I don't think it's a problem.

He really nails it here I think: "how presence and context is, in ways, more interesting than content and that content is just the carrier signal or substrate upon which community is built." I am perhaps too old to really grok this, since I still instinctively cling to the notion that content somehow justifies everything else, but I don't think people will think like that in the future. Which is to say, I don't think younger people use the net like I think I do - they use it like Joi is pointing out here. Or that's my guess at least.

FWIW, if people don't know, Joi Ito is a serious character. He runs a huge VC fund. Not to knock any other bloggers - like, um, myself - but he's not just another geek spouting off on things poorly understood.

Here's a Christopher Lydon interview, and here's a Fast Company article.

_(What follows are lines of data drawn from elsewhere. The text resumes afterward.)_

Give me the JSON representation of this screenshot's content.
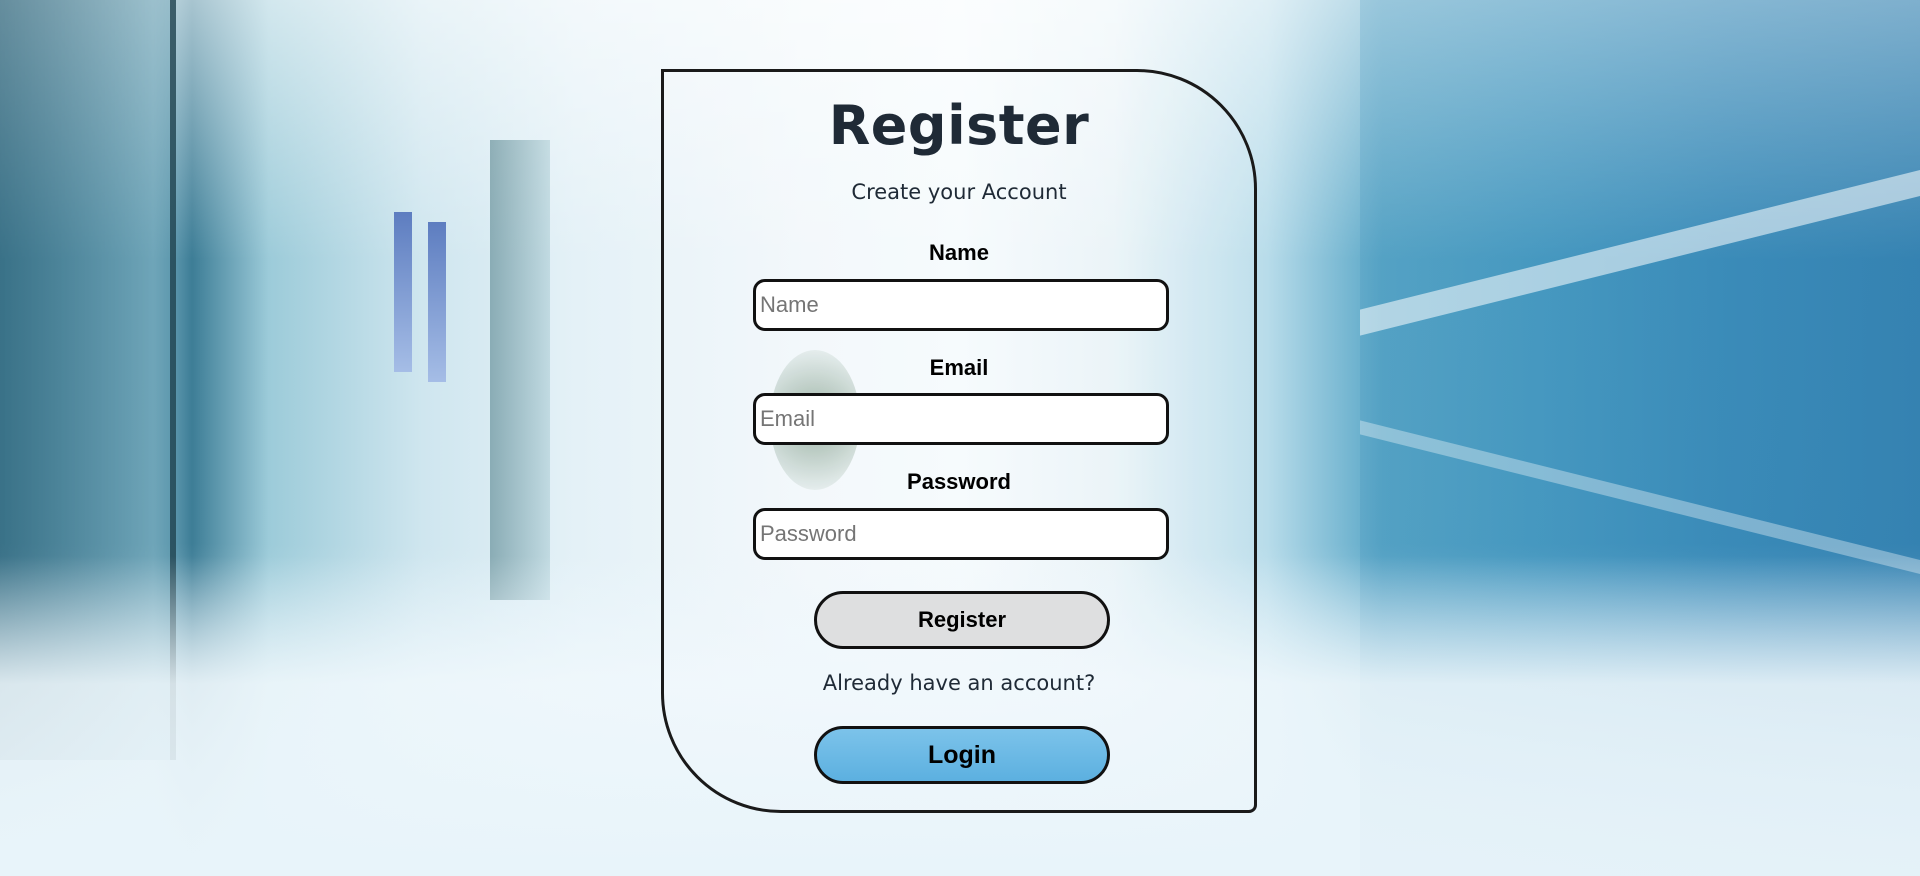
{
  "colors": {
    "card_border": "#1a1a1a",
    "input_background": "#ffffff",
    "register_button": "#dedfe0",
    "login_button": "#6cbbe6",
    "heading_text": "#1f2a36"
  },
  "background": {
    "description_icon": "hospital-corridor-image"
  },
  "card": {
    "title": "Register",
    "subtitle": "Create your Account",
    "fields": {
      "name": {
        "label": "Name",
        "placeholder": "Name",
        "value": ""
      },
      "email": {
        "label": "Email",
        "placeholder": "Email",
        "value": ""
      },
      "password": {
        "label": "Password",
        "placeholder": "Password",
        "value": ""
      }
    },
    "register_button": "Register",
    "already_text": "Already have an account?",
    "login_button": "Login"
  }
}
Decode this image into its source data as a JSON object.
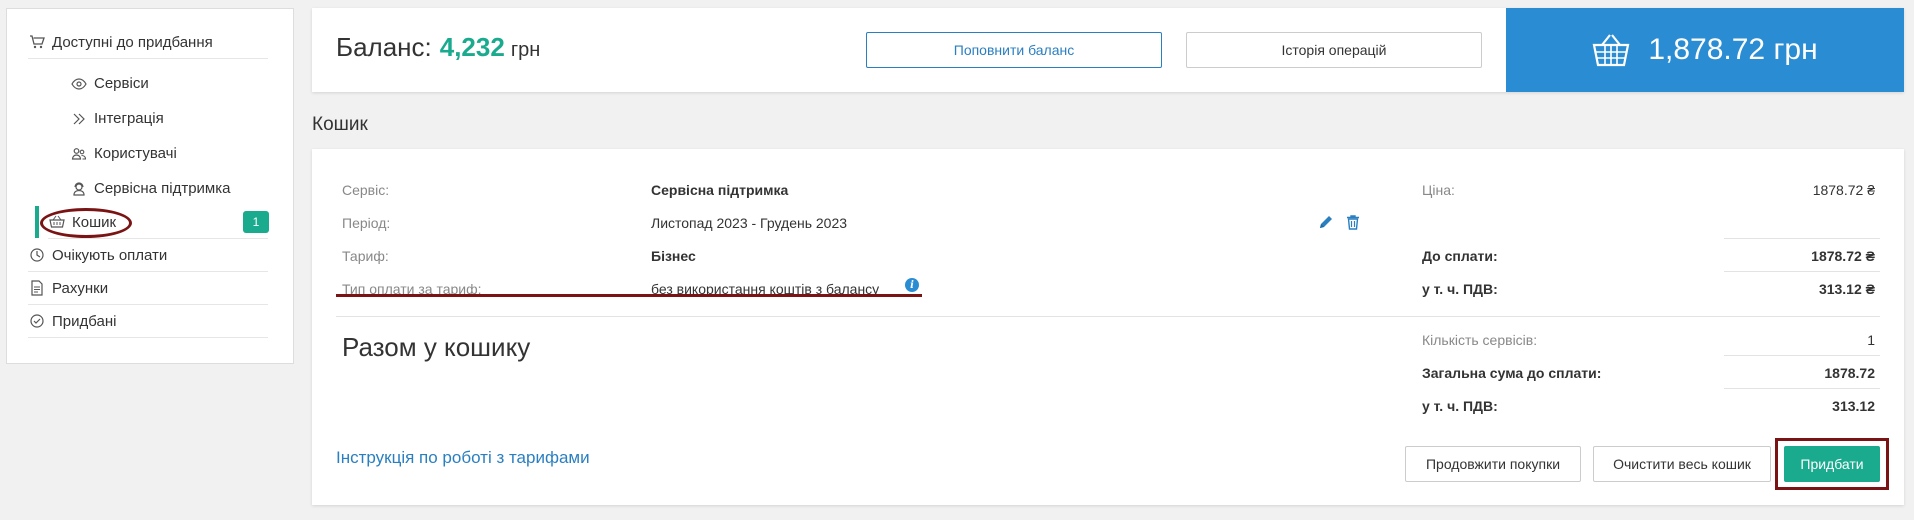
{
  "sidebar": {
    "items": [
      {
        "label": "Доступні до придбання",
        "icon": "cart-icon"
      },
      {
        "label": "Сервіси",
        "icon": "eye-icon"
      },
      {
        "label": "Інтеграція",
        "icon": "integration-icon"
      },
      {
        "label": "Користувачі",
        "icon": "users-icon"
      },
      {
        "label": "Сервісна підтримка",
        "icon": "support-icon"
      },
      {
        "label": "Кошик",
        "icon": "basket-icon",
        "badge": "1",
        "active": true
      },
      {
        "label": "Очікують оплати",
        "icon": "clock-icon"
      },
      {
        "label": "Рахунки",
        "icon": "document-icon"
      },
      {
        "label": "Придбані",
        "icon": "check-circle-icon"
      }
    ]
  },
  "header": {
    "balance_label": "Баланс:",
    "balance_amount": "4,232",
    "balance_currency": "грн",
    "topup_label": "Поповнити баланс",
    "history_label": "Історія операцій",
    "cart_total": "1,878.72 грн"
  },
  "cart": {
    "title": "Кошик",
    "service_label": "Сервіс:",
    "service_value": "Сервісна підтримка",
    "period_label": "Період:",
    "period_value": "Листопад 2023 - Грудень 2023",
    "tariff_label": "Тариф:",
    "tariff_value": "Бізнес",
    "payment_type_label": "Тип оплати за тариф:",
    "payment_type_value": "без використання коштів з балансу",
    "price_label": "Ціна:",
    "price_value": "1878.72 ₴",
    "due_label": "До сплати:",
    "due_value": "1878.72 ₴",
    "vat_label": "у т. ч. ПДВ:",
    "vat_value": "313.12 ₴"
  },
  "summary": {
    "title": "Разом у кошику",
    "count_label": "Кількість сервісів:",
    "count_value": "1",
    "total_label": "Загальна сума до сплати:",
    "total_value": "1878.72",
    "vat_label": "у т. ч. ПДВ:",
    "vat_value": "313.12"
  },
  "actions": {
    "instructions_link": "Інструкція по роботі з тарифами",
    "continue_label": "Продовжити покупки",
    "clear_label": "Очистити весь кошик",
    "buy_label": "Придбати"
  },
  "colors": {
    "accent_green": "#1aaa8e",
    "accent_blue": "#2a8dd4",
    "highlight_red": "#7a1414"
  }
}
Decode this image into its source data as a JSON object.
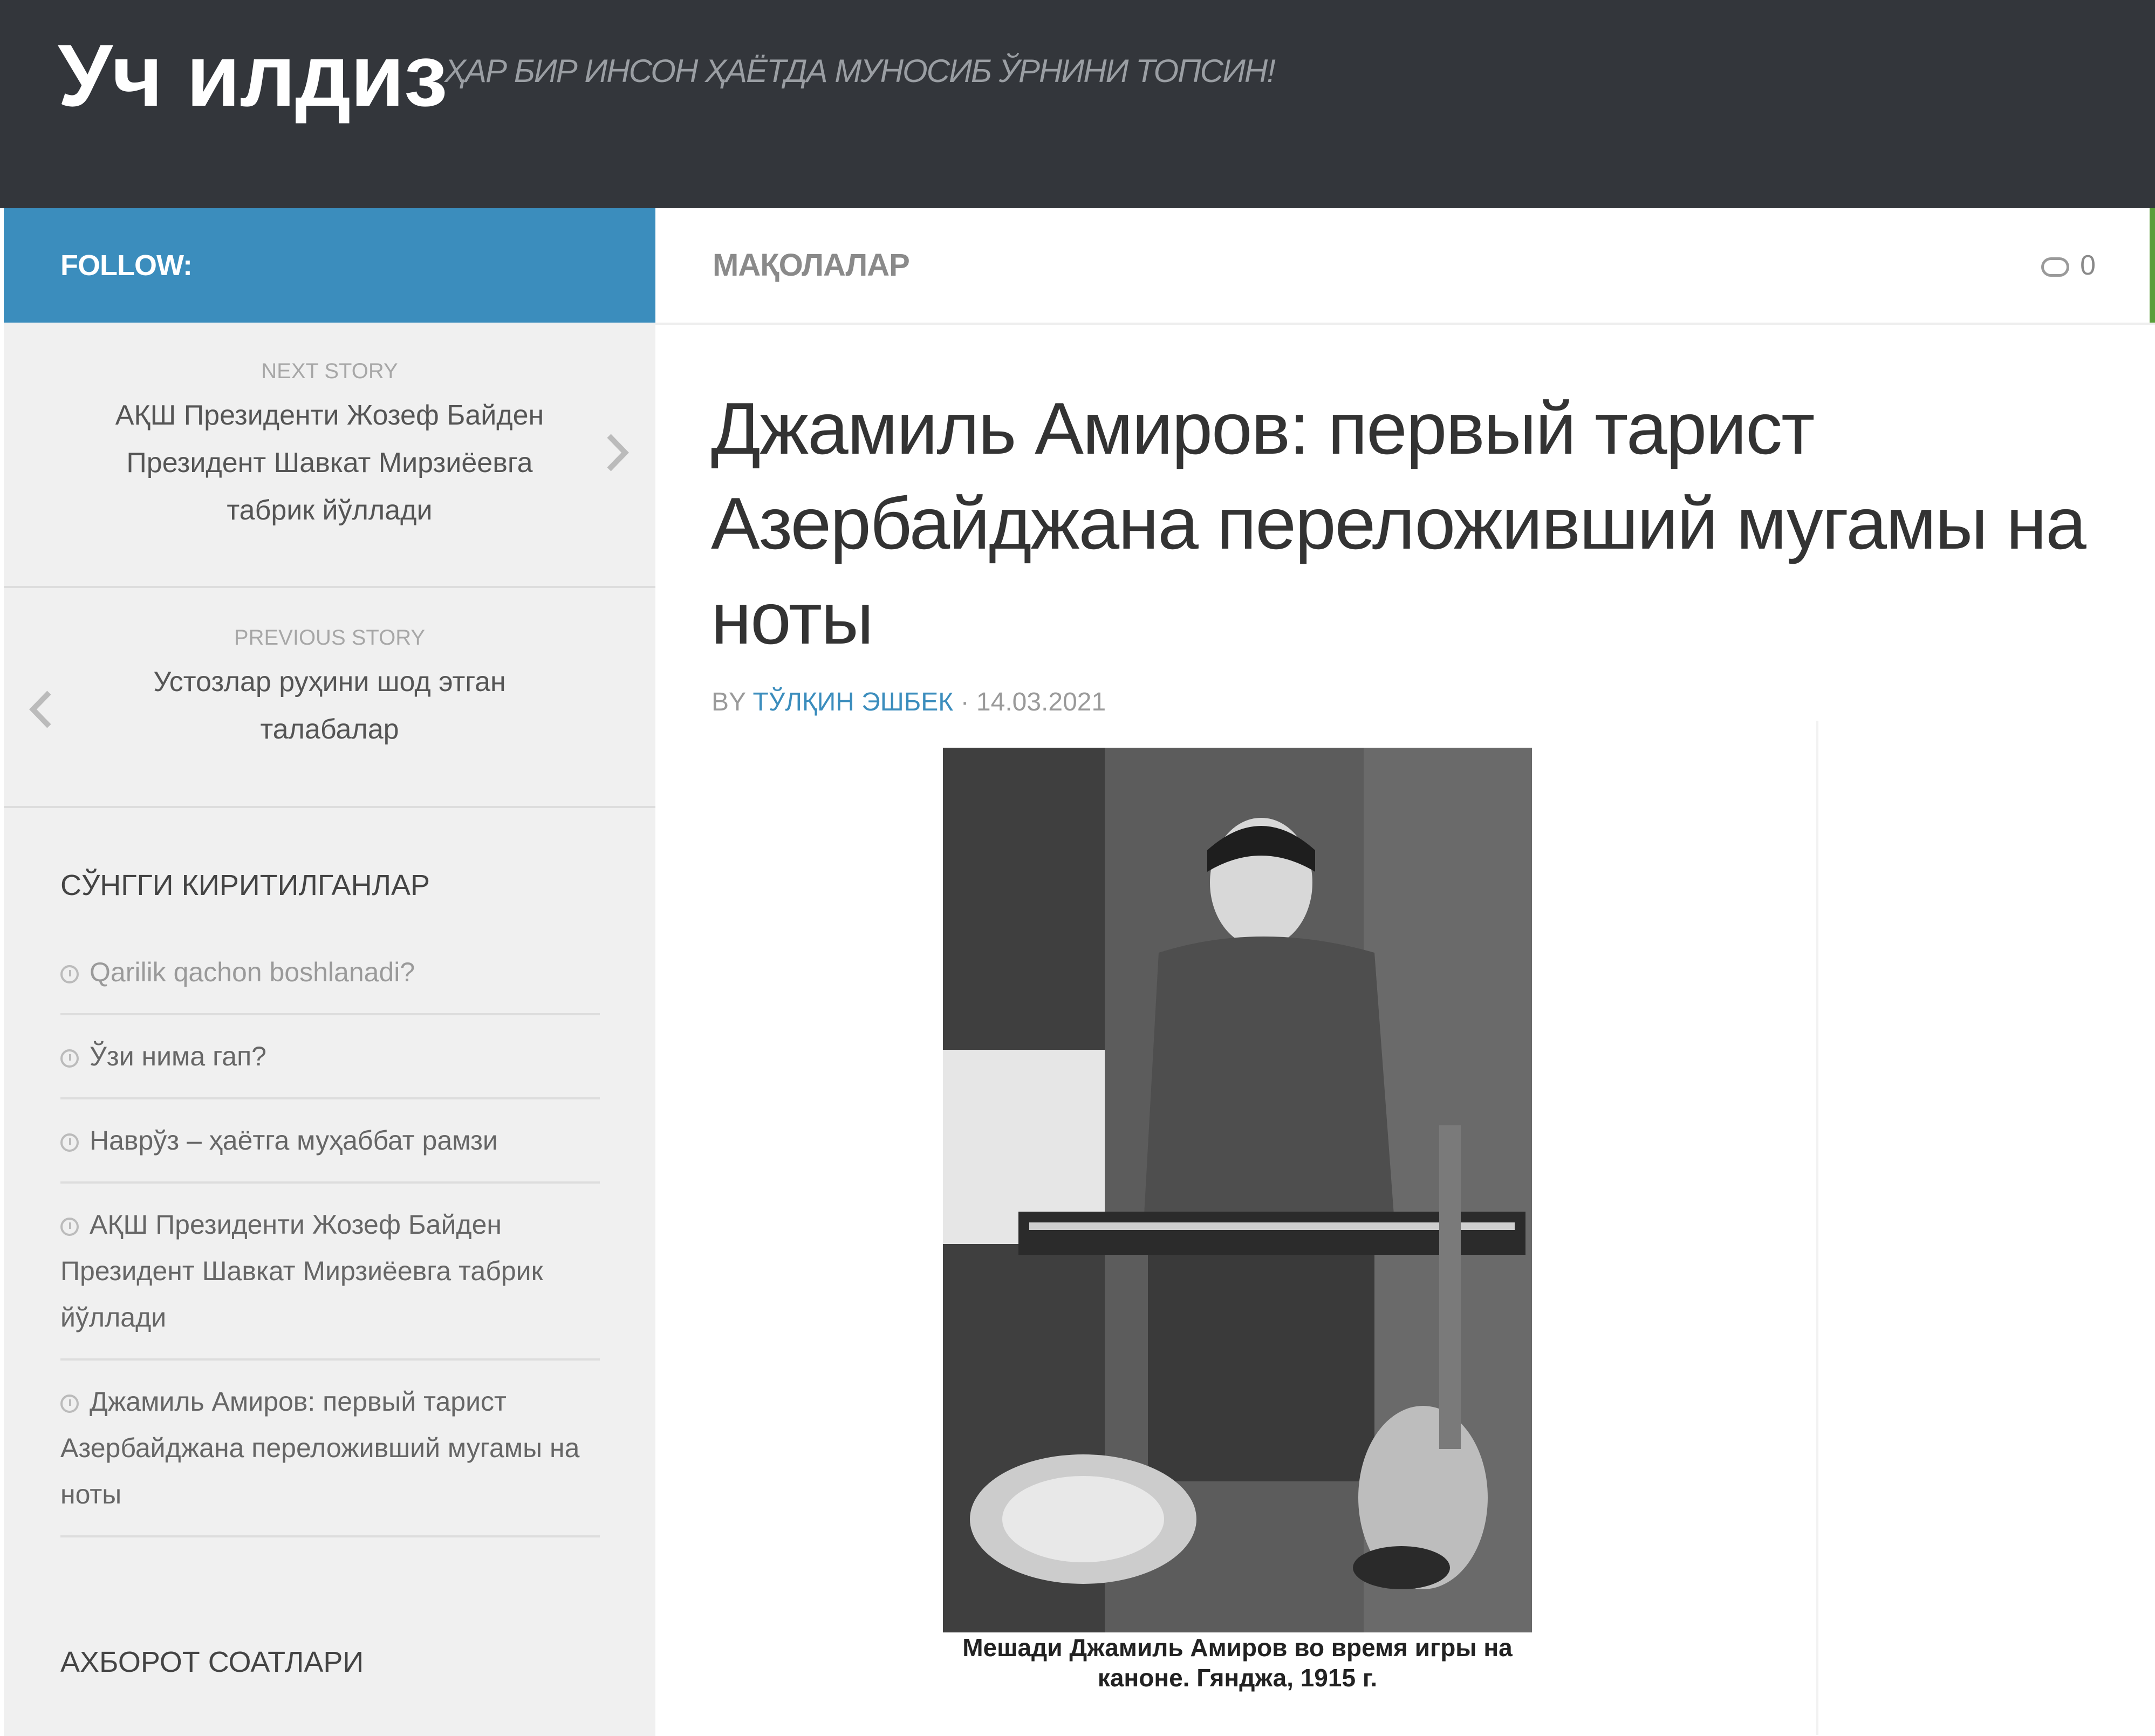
{
  "site": {
    "title": "Уч илдиз",
    "tagline": "ҲАР БИР ИНСОН ҲАЁТДА МУНОСИБ ЎРНИНИ ТОПСИН!"
  },
  "sidebar": {
    "follow_label": "FOLLOW:",
    "next_story": {
      "kicker": "NEXT STORY",
      "title": "АҚШ Президенти Жозеф Байден Президент Шавкат Мирзиёевга табрик йўллади"
    },
    "previous_story": {
      "kicker": "PREVIOUS STORY",
      "title": "Устозлар руҳини шод этган талабалар"
    },
    "recent_heading": "СЎНГГИ КИРИТИЛГАНЛАР",
    "recent_items": [
      "Qarilik qachon boshlanadi?",
      "Ўзи нима гап?",
      "Наврўз – ҳаётга муҳаббат рамзи",
      "АҚШ Президенти Жозеф Байден Президент Шавкат Мирзиёевга табрик йўллади",
      "Джамиль Амиров: первый тарист Азербайджана переложивший мугамы на ноты"
    ],
    "news_heading": "АХБОРОТ СОАТЛАРИ"
  },
  "main": {
    "category": "МАҚОЛАЛАР",
    "comments_count": "0",
    "post_title": "Джамиль Амиров: первый тарист Азербайджана переложивший мугамы на ноты",
    "byline": {
      "by": "BY",
      "author": "ТЎЛҚИН ЭШБЕК",
      "separator": " · ",
      "date": "14.03.2021"
    },
    "image_caption": "Мешади Джамиль Амиров во время игры на каноне. Гянджа, 1915 г."
  },
  "icons": {
    "next": "chevron-right-icon",
    "previous": "chevron-left-icon",
    "recent": "clock-icon",
    "comments": "comment-bubble-icon"
  },
  "colors": {
    "header_bg": "#33363b",
    "follow_bg": "#3b8dbd",
    "sidebar_bg": "#f0f0f0",
    "accent": "#3b8dbd"
  }
}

Interesting to note that he has just put a tremendous amount of support behind sixapart, makers of Movable Type.
- jim 3-27-2004 8:09 pm


When I do the thought experiment on giving myself permission to spend as much time/energy as I'd like on exploring forms of digital interconnection, the sacrifice that pops into my head is my deep connection to local friends (that I currently see almost daily), and dutiful connection to remote family who are untechnological. The following extrapolation is a stretch, but maybe we are seeing a cause/symptom of the dissolution of the nuclear family here? If so, there's lots and lots to be lost, but I personally would be more intrigued than grief stricken. I do, however, share with you a fundamental belief in content. Its the constant content that has me addicted to Digital Media Tree.
- sally mckay 3-27-2004 8:48 pm


this feeling has just completely changed around for me due to my new ibook with airport card. Means I can be with my local friends and still be online. I don't completely understand why this is such a relief, but I feel a bit like some pending disaster has been averted.
- sally mckay 3-29-2004 1:30 am


Brand new? I didn't know you had an Mac.
- jim 3-29-2004 2:30 am


always a mac (requisite for us art/design types)...G3 tower - now I've got the G4 ibook as well. Learning OSX now (comfortably well behind the trend, as usual) and I must say so far its very very nice. I like Safari a lot. The bookmarks organisation system is great: folders in the favourites bar ... and also you can make the fonts bigger/smaller with command + and - , to taste. Also, everybody's gifs look fine.